A femoral hernia is the protruding out of a part of the intestine through a weakening in the abdominal wall adjacent the thigh. Femoral Hernias, similar inguinal hernias, originate in the groin region, but occur about 10 times more likely in females than they occur in males. These hernias originate at or very near the leg crease itself but in an area somewhat lower than the more usual Inguinal Hernia. In fact, it is often difficult to differentiate clinically between these and Inguinal Hernias on examination alone by those not experienced in hernia evaluation.
A reducible femoral hernia takes place when a femoral hernia can be pushed back into the abdomen, either instantly or with some modification. This is the most general type of femoral hernia and is oftenly without any pain. An irreducible femoral hernia takes place when a femoral hernia gets tightly stuck in the femoral canal. This kind of Hernia can cause severe pain, illness and weakness.
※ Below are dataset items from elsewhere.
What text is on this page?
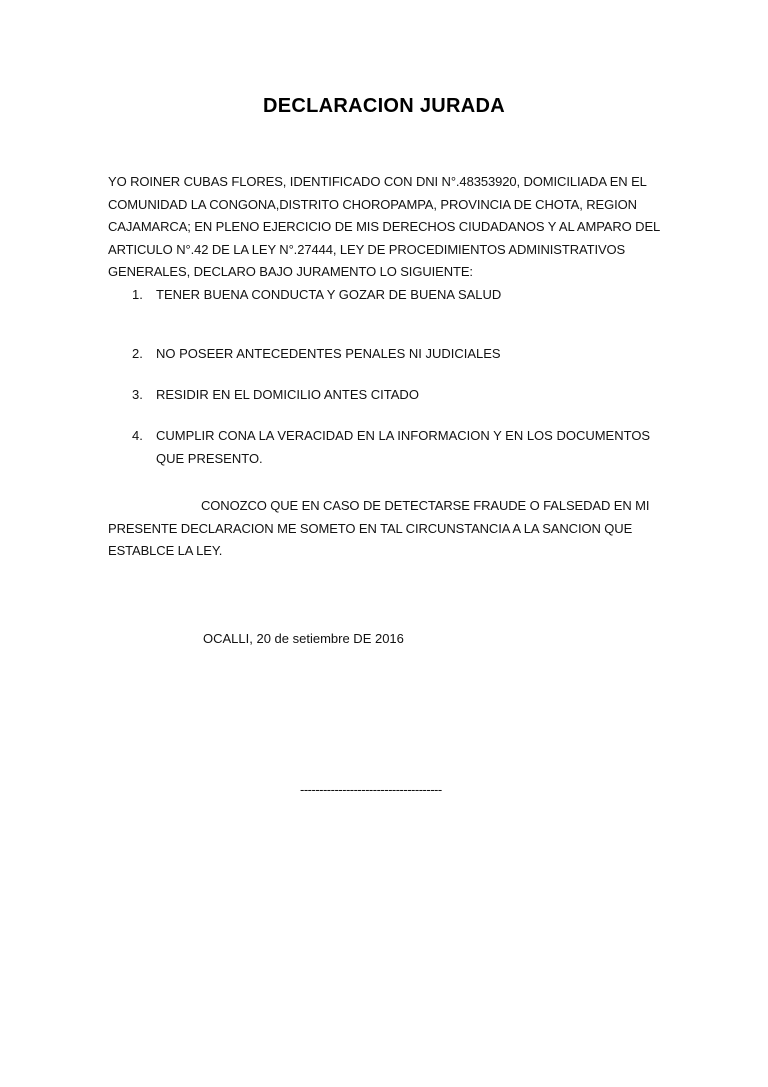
DECLARACION JURADA
YO ROINER CUBAS FLORES, IDENTIFICADO CON DNI N°.48353920, DOMICILIADA EN EL
COMUNIDAD LA CONGONA,DISTRITO CHOROPAMPA, PROVINCIA DE CHOTA, REGION
CAJAMARCA; EN PLENO EJERCICIO DE MIS DERECHOS CIUDADANOS Y AL AMPARO DEL
ARTICULO N°.42 DE LA LEY N°.27444, LEY DE PROCEDIMIENTOS ADMINISTRATIVOS
GENERALES, DECLARO BAJO JURAMENTO LO SIGUIENTE:
1. TENER BUENA CONDUCTA Y GOZAR DE BUENA SALUD
2. NO POSEER ANTECEDENTES PENALES NI JUDICIALES
3. RESIDIR EN EL DOMICILIO ANTES CITADO
4. CUMPLIR CONA LA VERACIDAD EN LA INFORMACION Y EN LOS DOCUMENTOS
QUE PRESENTO.
CONOZCO QUE EN CASO DE DETECTARSE FRAUDE O FALSEDAD EN MI
PRESENTE DECLARACION ME SOMETO EN TAL CIRCUNSTANCIA A LA SANCION QUE
ESTABLCE LA LEY.
OCALLI, 20 de setiembre DE 2016
-------------------------------------
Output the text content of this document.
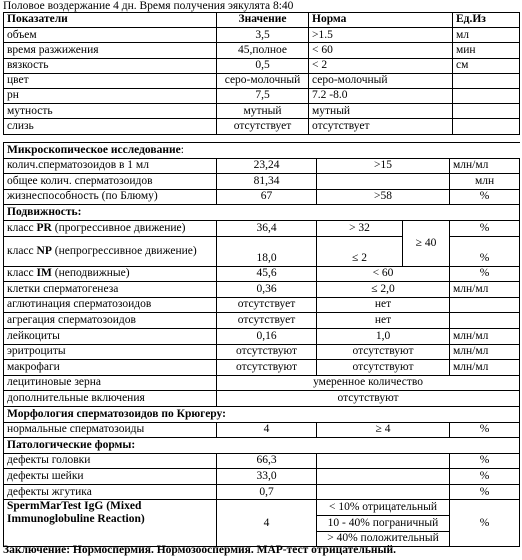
Половое воздержание 4 дн. Время получения эякулята 8:40
Показатели	Значение	Норма	Ед.Из
объем	3,5	>1.5	мл
время разжижения	45,полное	< 60	мин
вязкость	0,5	< 2	см
цвет	серо-молочный	серо-молочный	
рн	7,5	7.2 -8.0	
мутность	мутный	мутный	
слизь	отсутствует	отсутствует	
Микроскопическое исследование:				
колич.сперматозоидов в 1 мл	23,24	>15		млн/мл
общее колич. сперматозоидов	81,34			млн
жизнеспособность (по Блюму)	67	>58		%
Подвижность:				
класс PR (прогрессивное движение)	36,4	> 32	≥ 40	%
класс NP (непрогрессивное движение)	18,0	≤ 2		%
класс IM (неподвижные)	45,6	< 60		%
клетки сперматогенеза	0,36	≤ 2,0		млн/мл
аглютинация сперматозоидов	отсутствует	нет		
агрегация сперматозоидов	отсутствует	нет		
лейкоциты	0,16	1,0		млн/мл
эритроциты	отсутствуют	отсутствуют		млн/мл
макрофаги	отсутствуют	отсутствуют		млн/мл
лецитиновые зерна	умеренное количество			
дополнительные включения	отсутствуют			
Морфология сперматозоидов по Крюгеру:				
нормальные сперматозоиды	4	≥ 4		%
Патологические формы:				
дефекты головки	66,3			%
дефекты шейки	33,0			%
дефекты жгутика	0,7			%
SpermMarTest IgG (Mixed Immunoglobuline Reaction)	4	< 10% отрицательный		%
		10 - 40% пограничный		
		> 40% положительный		
Заключение: Нормоспермия. Нормозооспермия. МАР-тест отрицательный.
A fermoral hernia takes place when abdominal contents, normally part of the small intestine, push through a flimsy point or tear in the thin powerful wall of the abdomen that bears the abdominal organs in place.
In a enteromerocele, a protrude is usually present in the upper part of the thigh, just below the groin, where the femoral artery and vein pass. Femoroceles tend to occur more mostly in women than in men.
• Groin pain exasperated by flexing or elevating.
• Sensitive lump in the groin or upper thigh.
Exams and Tests
A physical somatic examination unveils the hernia. Tests are ordinarily not needed.
Hernias usually get larger with time, and they usually do not leave on their own. If the patient’s health allows, surgery is done to ease discomfort and to foreclose complications like incarceration and strangulation. Often, a piece of plastic mesh is surgically positioned to fix the defect in the abdominal wall.
Immediate surgery is required hernia that may be detained or compressed.
The outcome is normally quite good if the hernia is treated properly. The rate of hernia recurrence after surgical bushel is generally less than three percent.
A femoral hernia may become incarcerated and compacted (the loop of bowel loses its blood supply). Nausea, vomiting, and severe abdominal discomfort may take place with a squeezed hernia. This is a aesculapian crisis. A compact intestine can emerge in tissue death (gangrene), a life-threatening condition needing urgent surgery.